第3話 全部ぶち壊したい夜に
──なぜ、足がこの場所を選んだのか。
柊 一真自身にも、明確な理由はなかった。
気づけば夜の公園にいた。
誰もいない並木道を、誰にも見られずに歩いていた。
目的も、言い訳も、ただのひとつもなかった。
思考は途切れ、再開するたびに違う感情が顔を出す。
怒り。
何に? 誰に? そんなの、わからない。
自分か、相手か、それとも──全部か。
悔しさ。
でも、もうとっくに諦めたはずだった。
納得したふりも、受け入れたふりも、何度も繰り返した。
それなのに、どうして心はまだざらついている?
嫉妬?
するほどの相手か?
……いや、むしろ嫉妬してるのは“あの頃の自分”にだ。
信じていた。疑っていなかった。愛されていたと思っていた、“バカな自分”。
空虚。
食っても、寝ても、稼いでも、なにも埋まらない。
納品を終えて金をもらっても、どこかに“穴”が開いている気がして仕方ない。
ずっと、何かを取り戻さなきゃいけない気がしてるのに、
何を──なんて思い出せない。
感情が溢れてくるのに、整理ができない。
むしろ、ぶつかり合って、壊れていく。
全部ぶん殴って終わらせたい。
笑って過去にできたら楽だろう。
でも、それができないから、こうして歩いている。
B区第十一迷宮。
街の真ん中にできた新設ダンジョン。
誰もいない、公園の奥。
街灯の届かないその先で、“黒い穴”が静かに揺れていた。
──封鎖用のチェーンが下ろされている。
探索者IDさえあれば、入れないわけじゃない。
管理局の目をかいくぐる気も、ルールを破るつもりもなかった。
でも──気づけば、この場所に立っていた。
「……何してんだ、オレ」
自分で自分の行動に理由がつけられない。
滑稽だ。哀れだ。くだらない。
でも、立ち止まれなかった。
頭ではもうわかっている。
“何か”を始めるつもりで、ここに来た。
理由なんか、もうどうでもいい。
ただ、何かを変えなければならないという衝動だけが、胸の奥で疼いていた。
スキル《作成》。
何度も使ってきた。生活のために。誰かのために。
でも今は、ただ──自分のために。
一真は、ゲートの奥に一歩を踏み出した。
夜の空気とは、どこか違っていた。
気温も、湿度も、景色も──何も変わってないのに、肌にまとわりつく感覚だけがやけに重かった。
B区第十一迷宮。
まだ誰の足跡もついていない、まっさらなダンジョン。
視界の先には、形の定まらない通路と、しんと静まり返った空間があるだけ。
一真は歩を止め、壁へ手を伸ばした。
ひんやりとした石の感触。魔素を含んだ鈍い響き。
触れたところで何があるわけでもない。ただ……確認したかった。
──本当に、ここを自分のものにしていいのか。
いや、違う。
“そうでもしなきゃ、何も変わらない”
理由なんてどうでもよかった。
動機も、計画も、見返してやろうなんて野心すらない。
ただ、何も残っていない今の自分に、
まだ“何かを創れる”手があると知っていることだけが──唯一の救いだった。
「……知らねえよ、もう」
呟きは空間に吸い込まれて消える。
誰にも届かなくていい。
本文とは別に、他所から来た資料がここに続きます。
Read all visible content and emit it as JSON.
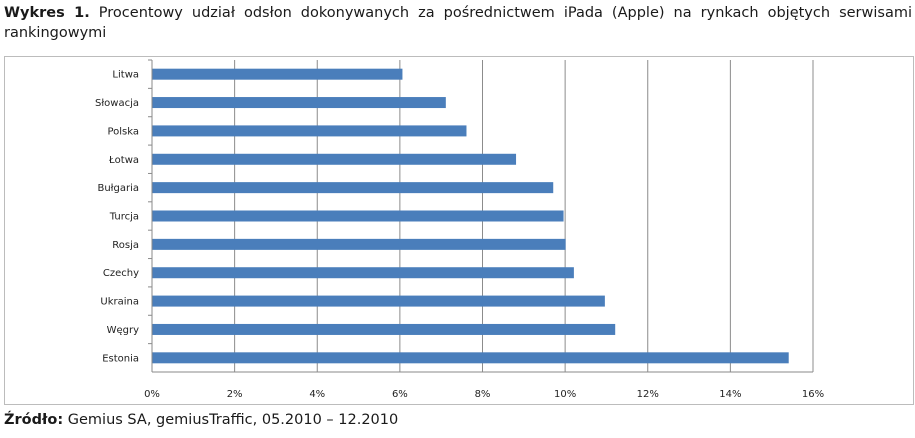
{
  "caption": {
    "label": "Wykres 1.",
    "text": "Procentowy udział odsłon dokonywanych za pośrednictwem iPada (Apple) na rynkach objętych serwisami rankingowymi"
  },
  "source": {
    "label": "Źródło:",
    "text": "Gemius SA, gemiusTraffic, 05.2010 – 12.2010"
  },
  "chart_data": {
    "type": "bar",
    "orientation": "horizontal",
    "categories": [
      "Litwa",
      "Słowacja",
      "Polska",
      "Łotwa",
      "Bułgaria",
      "Turcja",
      "Rosja",
      "Czechy",
      "Ukraina",
      "Węgry",
      "Estonia"
    ],
    "values": [
      6.05,
      7.1,
      7.6,
      8.8,
      9.7,
      9.95,
      10.0,
      10.2,
      10.95,
      11.2,
      15.4
    ],
    "unit": "%",
    "xlim": [
      0,
      16
    ],
    "xticks": [
      0,
      2,
      4,
      6,
      8,
      10,
      12,
      14,
      16
    ],
    "xtick_labels": [
      "0%",
      "2%",
      "4%",
      "6%",
      "8%",
      "10%",
      "12%",
      "14%",
      "16%"
    ],
    "grid": "vertical",
    "legend": "none",
    "bar_color": "#4a7ebb"
  }
}
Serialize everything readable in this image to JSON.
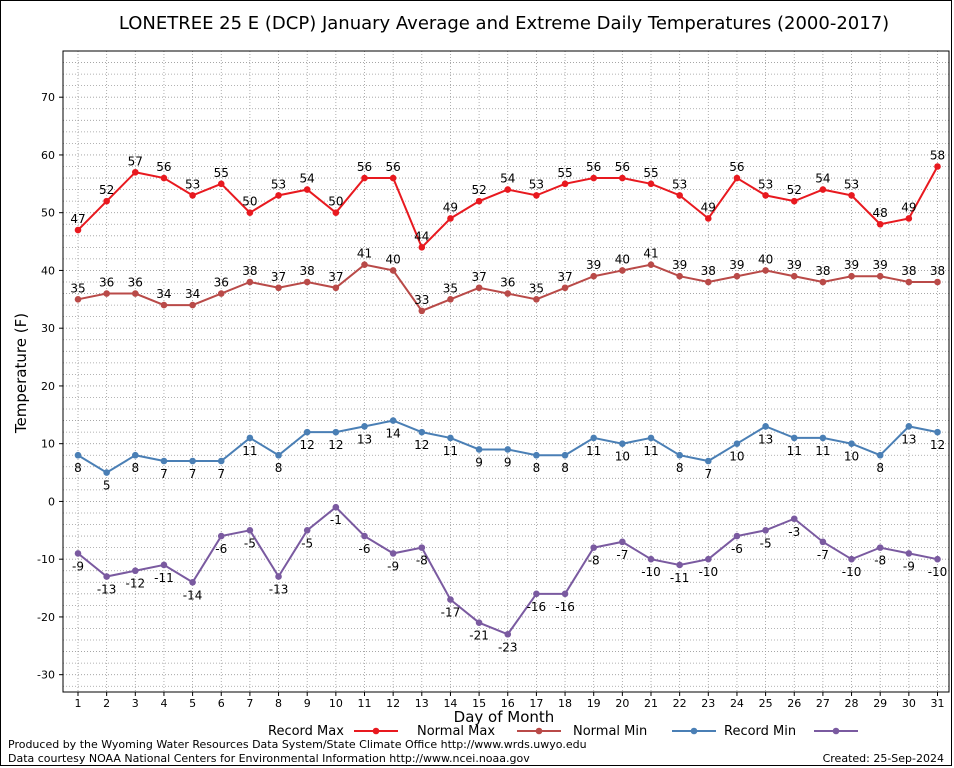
{
  "chart_data": {
    "type": "line",
    "title": "LONETREE 25 E (DCP) January Average and Extreme Daily Temperatures (2000-2017)",
    "xlabel": "Day of Month",
    "ylabel": "Temperature (F)",
    "categories": [
      1,
      2,
      3,
      4,
      5,
      6,
      7,
      8,
      9,
      10,
      11,
      12,
      13,
      14,
      15,
      16,
      17,
      18,
      19,
      20,
      21,
      22,
      23,
      24,
      25,
      26,
      27,
      28,
      29,
      30,
      31
    ],
    "ylim": [
      -33,
      78
    ],
    "yticks": [
      -30,
      -20,
      -10,
      0,
      10,
      20,
      30,
      40,
      50,
      60,
      70
    ],
    "grid": true,
    "legend_position": "bottom",
    "series": [
      {
        "name": "Record Max",
        "color": "#e8191f",
        "label_position": "above",
        "values": [
          47,
          52,
          57,
          56,
          53,
          55,
          50,
          53,
          54,
          50,
          56,
          56,
          44,
          49,
          52,
          54,
          53,
          55,
          56,
          56,
          55,
          53,
          49,
          56,
          53,
          52,
          54,
          53,
          48,
          49,
          58
        ]
      },
      {
        "name": "Normal Max",
        "color": "#b94a48",
        "label_position": "above",
        "values": [
          35,
          36,
          36,
          34,
          34,
          36,
          38,
          37,
          38,
          37,
          41,
          40,
          33,
          35,
          37,
          36,
          35,
          37,
          39,
          40,
          41,
          39,
          38,
          39,
          40,
          39,
          38,
          39,
          39,
          38,
          38
        ]
      },
      {
        "name": "Normal Min",
        "color": "#4a7fb5",
        "label_position": "below",
        "values": [
          8,
          5,
          8,
          7,
          7,
          7,
          11,
          8,
          12,
          12,
          13,
          14,
          12,
          11,
          9,
          9,
          8,
          8,
          11,
          10,
          11,
          8,
          7,
          10,
          13,
          11,
          11,
          10,
          8,
          13,
          12
        ]
      },
      {
        "name": "Record Min",
        "color": "#7a5aa0",
        "label_position": "below",
        "values": [
          -9,
          -13,
          -12,
          -11,
          -14,
          -6,
          -5,
          -13,
          -5,
          -1,
          -6,
          -9,
          -8,
          -17,
          -21,
          -23,
          -16,
          -16,
          -8,
          -7,
          -10,
          -11,
          -10,
          -6,
          -5,
          -3,
          -7,
          -10,
          -8,
          -9,
          -10
        ]
      }
    ]
  },
  "footer": {
    "produced_by": "Produced by the Wyoming Water Resources Data System/State Climate Office http://www.wrds.uwyo.edu",
    "data_courtesy": "Data courtesy NOAA National Centers for Environmental Information http://www.ncei.noaa.gov",
    "created": "Created:  25-Sep-2024"
  }
}
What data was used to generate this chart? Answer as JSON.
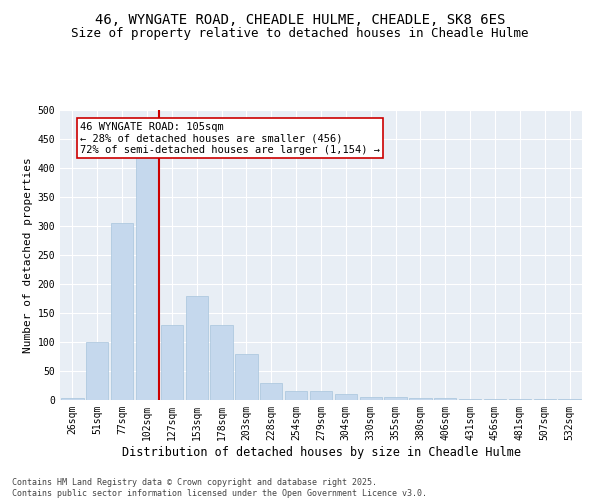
{
  "title": "46, WYNGATE ROAD, CHEADLE HULME, CHEADLE, SK8 6ES",
  "subtitle": "Size of property relative to detached houses in Cheadle Hulme",
  "xlabel": "Distribution of detached houses by size in Cheadle Hulme",
  "ylabel": "Number of detached properties",
  "categories": [
    "26sqm",
    "51sqm",
    "77sqm",
    "102sqm",
    "127sqm",
    "153sqm",
    "178sqm",
    "203sqm",
    "228sqm",
    "254sqm",
    "279sqm",
    "304sqm",
    "330sqm",
    "355sqm",
    "380sqm",
    "406sqm",
    "431sqm",
    "456sqm",
    "481sqm",
    "507sqm",
    "532sqm"
  ],
  "values": [
    3,
    100,
    305,
    420,
    130,
    180,
    130,
    80,
    30,
    15,
    15,
    10,
    5,
    5,
    3,
    3,
    1,
    1,
    1,
    1,
    1
  ],
  "bar_color": "#c5d8ed",
  "bar_edge_color": "#a8c4dc",
  "vline_x": 3.5,
  "vline_color": "#cc0000",
  "annotation_text": "46 WYNGATE ROAD: 105sqm\n← 28% of detached houses are smaller (456)\n72% of semi-detached houses are larger (1,154) →",
  "annotation_box_color": "#ffffff",
  "annotation_box_edge": "#cc0000",
  "ylim": [
    0,
    500
  ],
  "yticks": [
    0,
    50,
    100,
    150,
    200,
    250,
    300,
    350,
    400,
    450,
    500
  ],
  "background_color": "#e8eef5",
  "footer_text": "Contains HM Land Registry data © Crown copyright and database right 2025.\nContains public sector information licensed under the Open Government Licence v3.0.",
  "title_fontsize": 10,
  "subtitle_fontsize": 9,
  "xlabel_fontsize": 8.5,
  "ylabel_fontsize": 8,
  "tick_fontsize": 7,
  "annotation_fontsize": 7.5,
  "footer_fontsize": 6
}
ただ、声にしなければ自分の中で暴れそうだった。
何を作るかなんて決めてない。
この先どうしたいかもわからない。
でも。
“作らなきゃ気が済まない”。
静かに、けれど確かな意志でスキルを起動する。
──《作成》。
魔力が走る。
理論も式もなし。構築も応用も全部すっ飛ばす。
ただ、ありったけを押し込む。
壁に。床に。空間に。
“自分という存在”を、力づくで刻み込む。
何かが変わっていく。
通路の素材が軋み、気配がわずかに震える。
温度、流れ、質感──全てが、上書きされていく。
「こんなとこ、元からまともじゃねぇだろ……だったら」
理屈はいらない。
説得も、報酬も、同意もいらない。
黙って従わせて、自分の領域に変える。それでいい。
あの日、奪われたもの。
戻らない時間。どうしようもない現実。
そのすべてを、“作り直す”手段があるなら──
問答無用で塗り替えてやる。
空間が静かにきしむ。
まっさらなダンジョンは、確かに今──
一真の意志で、塗り直され始めていた。